# Aria with Easy melody and little lyrics



## Hedda (Oct 21, 2020)

Hi.

I will soon apply to Opera Undergraduate educations around Europe.

I am in a hurry.

I am a soprano. 24 years old. I have b12 deficiency so a little problem with memory.

I live in Sweden and wonder if you know arias and lieder that are easy to remember with a easy melody and little lyrics.

Maybe something like this (repetetive) 



 but an aria and for a soprano soloist.

Thank you in advance!
Hedda Nilsson


----------



## Rogerx (Apr 27, 2018)

Hedda said:


> Hi.
> 
> I will soon apply to Opera Undergraduate educations around Europe.
> 
> ...


What is your teacher advising?


----------



## Barelytenor (Nov 19, 2011)

Without any more information, I'm guessing at your age that the lyric soprano parts might suit. Some arias without a ton of words are:

O mio babbino caro from Gianni Schicchi (overdone but shows off the voice)
Thy hand, Belinda / When I am laid in Earth from Purcell's Dido and Aeneas
Batti, batti, o bel Masetto from Don Giovanni
Quando m'en vo from La Boheme

Lieder
Zueignung-Richard Strauss
Après un rêve-Fauré
Some Swedish lieder (you would know better than I!)

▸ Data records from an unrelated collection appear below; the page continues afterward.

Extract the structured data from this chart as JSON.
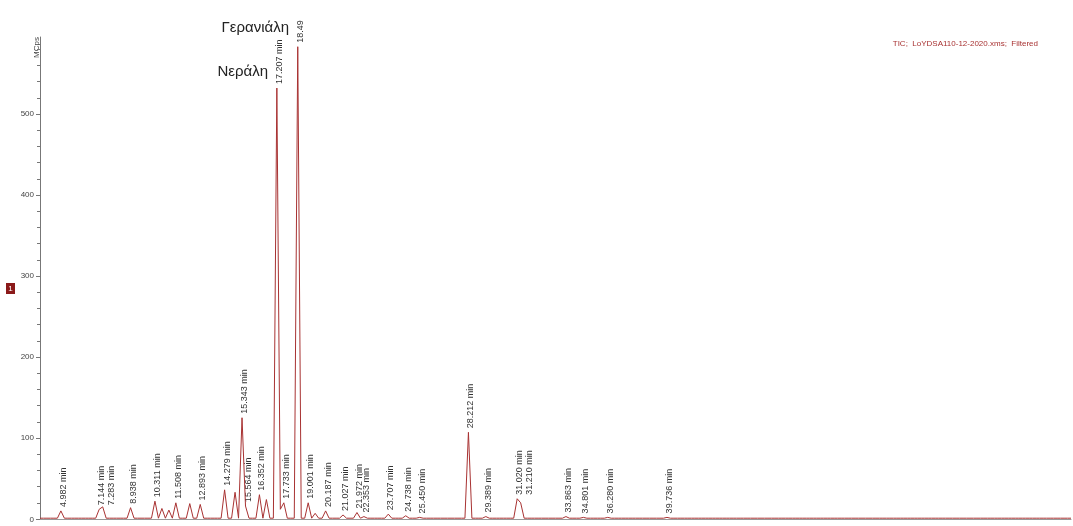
{
  "chart_data": {
    "type": "line",
    "title": "TIC;  LoYDSA110-12-2020.xms;  Filtered",
    "ylabel": "MCps",
    "annotations": [
      "Νεράλη",
      "Γερανιάλη",
      "1",
      {
        "text": "4.982 min",
        "y": 10
      },
      {
        "text": "7.144 min",
        "y": 12
      },
      "7.283 min",
      {
        "text": "8.938 min",
        "y": 14
      },
      {
        "text": "10.311 min",
        "y": 22
      },
      {
        "text": "11.508 min",
        "y": 20
      },
      {
        "text": "12.893 min",
        "y": 18
      },
      {
        "text": "14.279 min",
        "y": 36
      },
      {
        "text": "15.343 min",
        "y": 125
      },
      {
        "text": "15.564 min",
        "y": 16
      },
      {
        "text": "16.352 min",
        "y": 30
      },
      {
        "text": "17.207 min",
        "y": 532
      },
      {
        "text": "17.733 min",
        "y": 20
      },
      {
        "text": "18.49",
        "y": 583
      },
      {
        "text": "19.001 min",
        "y": 20
      },
      {
        "text": "20.187 min",
        "y": 10
      },
      {
        "text": "21.027 min",
        "y": 5
      },
      {
        "text": "21.972 min",
        "y": 8
      },
      {
        "text": "22.353 min",
        "y": 3
      },
      {
        "text": "23.707 min",
        "y": 6
      },
      {
        "text": "24.738 min",
        "y": 4
      },
      {
        "text": "25.450 min",
        "y": 2
      },
      {
        "text": "28.212 min",
        "y": 107
      },
      {
        "text": "29.389 min",
        "y": 3
      },
      {
        "text": "31.020 min",
        "y": 25
      },
      "31.210 min",
      {
        "text": "33.863 min",
        "y": 3
      },
      {
        "text": "34.801 min",
        "y": 2
      },
      {
        "text": "36.280 min",
        "y": 2
      },
      {
        "text": "39.736 min",
        "y": 2
      }
    ],
    "ylim": [
      0,
      595
    ],
    "yticks": [
      0,
      100,
      200,
      300,
      400,
      500
    ],
    "tick_labels": "y",
    "line_style": "solid",
    "categories": [
      null,
      null,
      null,
      null,
      null,
      null,
      null,
      null,
      null,
      null,
      null,
      null,
      null,
      null,
      null,
      null,
      null,
      null,
      null,
      null,
      null,
      null,
      null,
      null,
      null,
      null,
      null,
      null,
      null,
      null,
      null,
      null,
      null,
      null,
      null,
      null,
      null,
      null,
      null,
      null,
      null,
      null,
      null,
      null,
      null,
      null,
      null,
      null,
      null,
      null,
      null,
      null,
      null,
      null,
      null,
      null,
      null,
      null,
      null,
      null,
      null,
      null,
      null,
      null,
      null,
      null,
      null,
      null,
      null,
      null,
      null,
      null,
      null,
      null,
      null,
      null,
      null,
      null,
      null,
      null,
      null,
      null,
      null,
      null,
      null,
      null,
      null,
      null,
      null,
      null,
      null,
      null,
      null,
      null,
      null,
      null,
      null,
      null,
      null,
      null,
      null,
      null,
      null,
      null,
      null,
      null,
      null,
      null,
      null,
      null,
      null,
      null,
      null,
      null,
      null,
      null,
      null,
      null,
      null,
      null,
      null,
      null,
      null,
      null,
      null,
      null,
      null,
      null,
      null,
      null,
      null,
      null,
      null,
      null,
      null,
      null,
      null,
      null,
      null,
      null,
      null,
      null,
      null,
      null,
      null,
      null,
      null,
      null,
      null,
      null,
      null,
      null,
      null,
      null,
      null,
      null,
      null,
      null,
      null,
      null,
      null,
      null,
      null,
      null,
      null,
      null,
      null,
      null,
      null,
      null,
      null,
      null,
      null,
      null,
      null,
      null,
      null,
      null,
      null,
      null,
      null,
      null,
      null,
      null,
      null,
      null,
      null,
      null,
      null,
      null,
      null,
      null,
      null,
      null,
      null,
      null,
      null,
      null,
      null,
      null,
      null,
      null,
      null,
      null,
      null,
      null,
      null,
      null,
      null,
      null,
      null,
      null,
      null,
      null,
      null,
      null,
      null,
      null,
      null,
      null,
      null,
      null,
      null,
      null,
      null,
      null,
      null,
      null,
      null,
      null,
      null,
      null,
      null,
      null,
      null,
      null,
      null,
      null,
      null,
      null,
      null,
      null,
      null,
      null,
      null,
      null,
      null,
      null,
      null,
      null,
      null,
      null,
      null,
      null,
      null,
      null,
      null,
      null,
      null,
      null,
      null,
      null,
      null,
      null,
      null,
      null,
      null,
      null,
      null,
      null,
      null,
      null,
      null,
      null,
      null,
      null,
      null,
      null,
      null,
      null,
      null,
      null,
      null,
      null,
      null,
      null,
      null,
      null,
      null,
      null,
      null,
      null,
      null,
      null,
      null,
      null,
      null
    ],
    "series": [
      {
        "color": "#a83232",
        "values": [
          1,
          1,
          1,
          1,
          1,
          1,
          10,
          1,
          1,
          1,
          1,
          1,
          1,
          1,
          1,
          1,
          1,
          12,
          15,
          1,
          1,
          1,
          1,
          1,
          1,
          1,
          14,
          1,
          1,
          1,
          1,
          1,
          1,
          22,
          1,
          13,
          1,
          11,
          1,
          20,
          1,
          1,
          1,
          19,
          1,
          1,
          18,
          1,
          1,
          1,
          1,
          1,
          1,
          36,
          1,
          1,
          33,
          1,
          125,
          16,
          1,
          1,
          1,
          30,
          1,
          24,
          1,
          1,
          532,
          12,
          20,
          1,
          1,
          1,
          583,
          1,
          1,
          20,
          1,
          7,
          1,
          1,
          10,
          1,
          1,
          1,
          1,
          5,
          1,
          1,
          1,
          8,
          1,
          3,
          1,
          1,
          1,
          1,
          1,
          1,
          6,
          1,
          1,
          1,
          1,
          4,
          1,
          1,
          1,
          2,
          1,
          1,
          1,
          1,
          1,
          1,
          1,
          1,
          1,
          1,
          1,
          1,
          1,
          107,
          1,
          1,
          1,
          1,
          3,
          1,
          1,
          1,
          1,
          1,
          1,
          1,
          1,
          25,
          20,
          1,
          1,
          1,
          1,
          1,
          1,
          1,
          1,
          1,
          1,
          1,
          1,
          3,
          1,
          1,
          1,
          1,
          2,
          1,
          1,
          1,
          1,
          1,
          1,
          2,
          1,
          1,
          1,
          1,
          1,
          1,
          1,
          1,
          1,
          1,
          1,
          1,
          1,
          1,
          1,
          1,
          2,
          1,
          1,
          1,
          1,
          1,
          1,
          1,
          1,
          1,
          1,
          1,
          1,
          1,
          1,
          1,
          1,
          1,
          1,
          1,
          1,
          1,
          1,
          1,
          1,
          1,
          1,
          1,
          1,
          1,
          1,
          1,
          1,
          1,
          1,
          1,
          1,
          1,
          1,
          1,
          1,
          1,
          1,
          1,
          1,
          1,
          1,
          1,
          1,
          1,
          1,
          1,
          1,
          1,
          1,
          1,
          1,
          1,
          1,
          1,
          1,
          1,
          1,
          1,
          1,
          1,
          1,
          1,
          1,
          1,
          1,
          1,
          1,
          1,
          1,
          1,
          1,
          1,
          1,
          1,
          1,
          1,
          1,
          1,
          1,
          1,
          1,
          1,
          1,
          1,
          1,
          1,
          1,
          1,
          1,
          1,
          1,
          1,
          1,
          1,
          1,
          1,
          1,
          1,
          1,
          1,
          1,
          1,
          1,
          1,
          1,
          1,
          1,
          1,
          1,
          1,
          1
        ]
      }
    ]
  }
}
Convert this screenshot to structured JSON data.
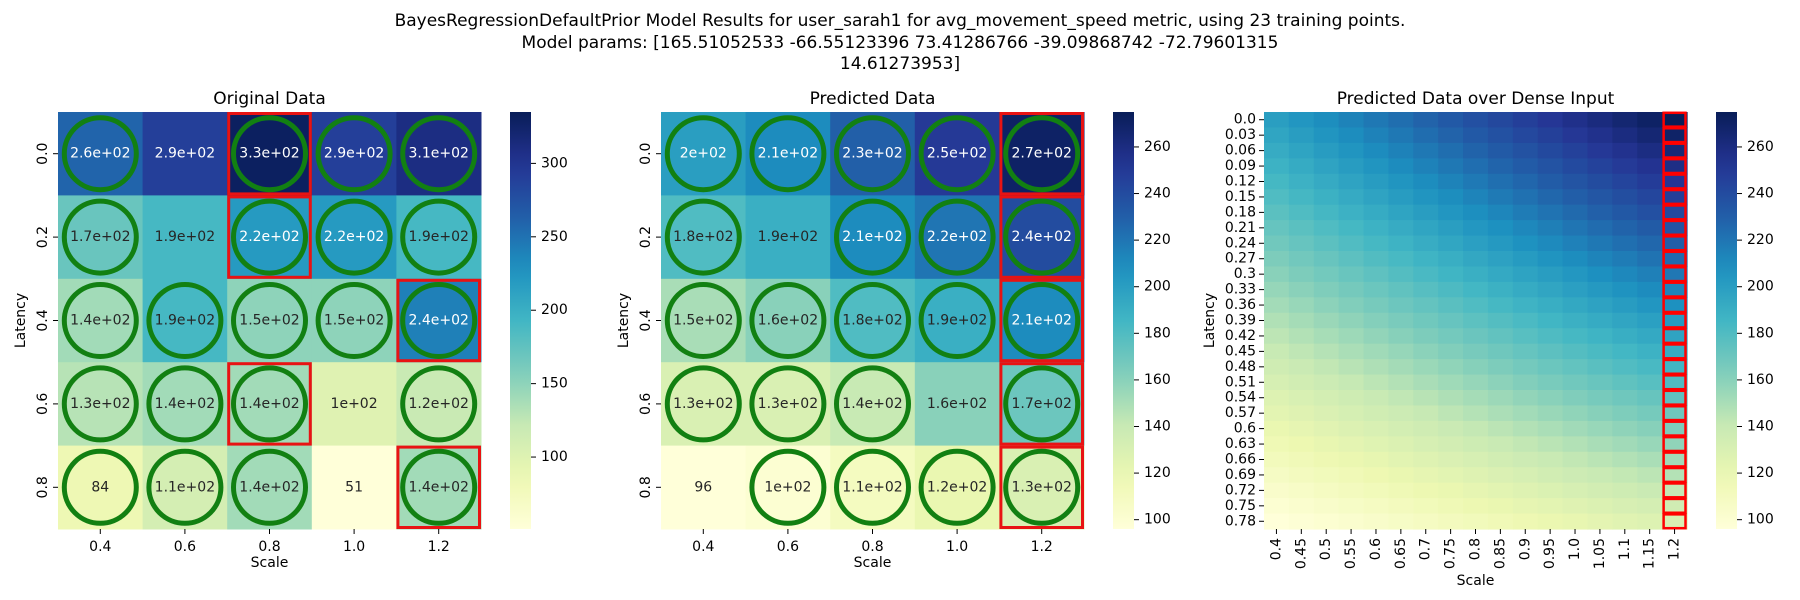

Strictly guesses to get you started. Good luck Hedda! Doing something simpler very well is better than doing something more difficult, not so well.

Kind regards, :tiphat:

George


----------



## nina foresti (Mar 11, 2014)

"The Evening Prayer" from _Hansel and Grete_l.


----------



## MAS (Apr 15, 2015)

Ombra mai fu from Handel's *Serse*

Take a vitamin B12 supplement.


----------